RP Singh, a spokesman for Modi’s Bharatiya Janata Party (BJP), issued a statement following the attack saying Hamas “has hijacked the Gaza strip and is worse than ISIS. They started it so we can’t say people from both sides have been killed.”
“It is not about supporting Israel or Palestine but condemning the act of terror. It is not a war between two countries,” Singh declared. “The way it has happened and done on the ground, children are killed and put in cages, and hostages have been taken up. Who has died, and who are the sufferers?
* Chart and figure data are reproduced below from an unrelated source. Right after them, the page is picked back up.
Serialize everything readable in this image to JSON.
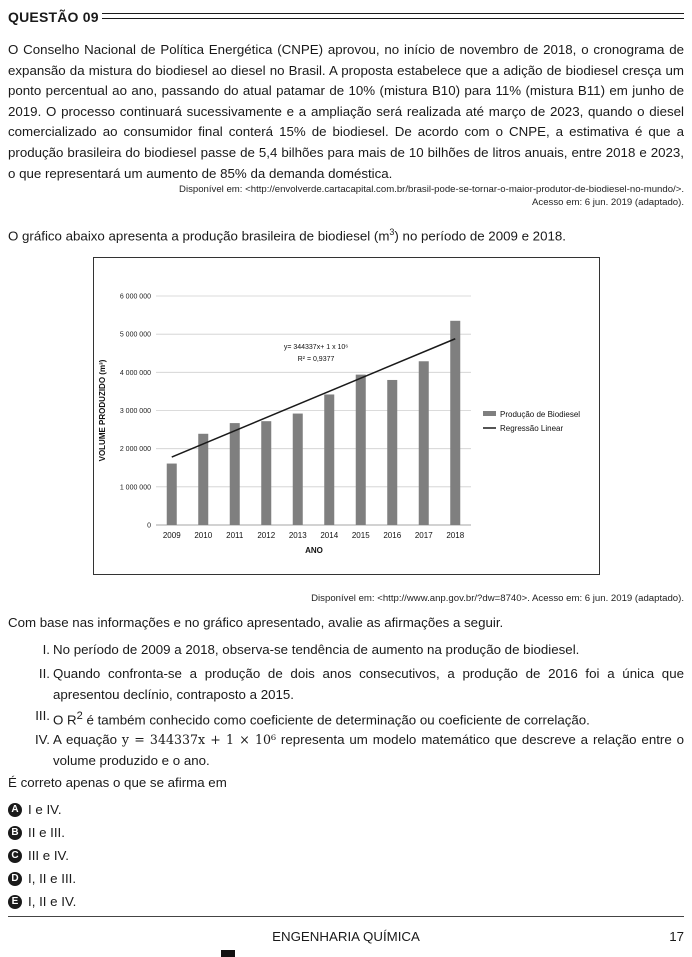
{
  "question": {
    "title": "QUESTÃO 09",
    "paragraph": "O Conselho Nacional de Política Energética (CNPE) aprovou, no início de novembro de 2018, o cronograma de expansão da mistura do biodiesel ao diesel no Brasil. A proposta estabelece que a adição de biodiesel cresça um ponto percentual ao ano, passando do atual patamar de 10% (mistura B10) para 11% (mistura B11) em junho de 2019. O processo continuará sucessivamente e a ampliação será realizada até março de 2023, quando o diesel comercializado ao consumidor final conterá 15% de biodiesel. De acordo com o CNPE, a estimativa é que a produção brasileira do biodiesel passe de 5,4 bilhões para mais de 10 bilhões de litros anuais, entre 2018 e 2023, o que representará um aumento de 85% da demanda doméstica.",
    "source1_line1": "Disponível em: <http://envolverde.cartacapital.com.br/brasil-pode-se-tornar-o-maior-produtor-de-biodiesel-no-mundo/>.",
    "source1_line2": "Acesso em: 6 jun. 2019 (adaptado).",
    "intro_before": "O gráfico abaixo apresenta a produção brasileira de biodiesel (m",
    "intro_sup": "3",
    "intro_after": ") no período de 2009 e 2018.",
    "source2": "Disponível em: <http://www.anp.gov.br/?dw=8740>. Acesso em: 6 jun. 2019 (adaptado).",
    "lead": "Com base nas informações e no gráfico apresentado, avalie as afirmações a seguir.",
    "statements": [
      {
        "num": "I.",
        "text": "No período de 2009 a 2018, observa-se tendência de aumento na produção de biodiesel."
      },
      {
        "num": "II.",
        "text": "Quando confronta-se a produção de dois anos consecutivos, a produção de 2016 foi a única que apresentou declínio, contraposto a 2015."
      },
      {
        "num": "III.",
        "text_before": "O R",
        "text_sup": "2",
        "text_after": " é também conhecido como coeficiente de determinação ou coeficiente de correlação."
      },
      {
        "num": "IV.",
        "text_before": "A equação ",
        "math": "y = 344337x + 1 × 10⁶",
        "text_after": " representa um modelo matemático que descreve a relação entre o volume produzido e o ano."
      }
    ],
    "ask": "É correto apenas o que se afirma em",
    "options": [
      {
        "letter": "A",
        "text": "I e IV."
      },
      {
        "letter": "B",
        "text": "II e III."
      },
      {
        "letter": "C",
        "text": "III e IV."
      },
      {
        "letter": "D",
        "text": "I, II e III."
      },
      {
        "letter": "E",
        "text": "I, II e IV."
      }
    ]
  },
  "footer": {
    "course": "ENGENHARIA QUÍMICA",
    "page": "17"
  },
  "chart_data": {
    "type": "bar",
    "title": "",
    "xlabel": "ANO",
    "ylabel": "VOLUME PRODUZIDO (m³)",
    "categories": [
      "2009",
      "2010",
      "2011",
      "2012",
      "2013",
      "2014",
      "2015",
      "2016",
      "2017",
      "2018"
    ],
    "ylim": [
      0,
      6000000
    ],
    "yticks": [
      0,
      1000000,
      2000000,
      3000000,
      4000000,
      5000000,
      6000000
    ],
    "ytick_labels": [
      "0",
      "1 000 000",
      "2 000 000",
      "3 000 000",
      "4 000 000",
      "5 000 000",
      "6 000 000"
    ],
    "grid": true,
    "legend_position": "right",
    "series": [
      {
        "name": "Produção de Biodiesel",
        "type": "bar",
        "color": "#7f7f7f",
        "values": [
          1610000,
          2390000,
          2670000,
          2720000,
          2920000,
          3420000,
          3940000,
          3800000,
          4290000,
          5350000
        ]
      },
      {
        "name": "Regressão Linear",
        "type": "line",
        "color": "#1a1a1a",
        "start": [
          2009,
          1780000
        ],
        "end": [
          2018,
          4880000
        ]
      }
    ],
    "annotations": [
      "y= 344337x+ 1 x 10⁶",
      "R² = 0,9377"
    ]
  }
}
Israelis.”
Former Israeli ambassador to India Daniel Carmon noted in an interview in June that Israel had supported India in a recent conflict with Pakistan, the 1999 Kargil War, and that New Delhi – while publicly declaring support for the creation of a state of “Palestine” – had maintained a diplomatic friendship with Jerusalem.
“The Indians always remind us that Israel was there for them during the Kargil War,” Carmon told YNet. “Israel was one of the few countries that stood by them and provided them with weapons. The Indians don’t forget this and might now be returning the favor.”
India’s lack of support for jihad prompted Iran’s “supreme leader,” Ayatollah Ali Khamenei, to declare India an “enemy of Islam” in a statement in September.
“These [statements] are misinformed and unacceptable,” the Indian External Affairs Ministry denounced. “Countries commenting on minorities are advised to look at their own record before making any observations about others.”
The public disagreement was notable because Iran and India are both members of BRICS, the anti-American security and economic partnership named after its core members: Brazil, Russia, India, China, and South Africa. Iran – alongside Egypt, Ethiopia, and the United Arab Emirates (UAE) – joined BRICS in January. Saudi Arabia also received an invitation but is not believed to be a full member of the group at press time.
BRICS has, as a collective, repeatedly condemned Israel for taking self-defense actions against Hamas and failed to condemn the terrorists for the October 7 attack.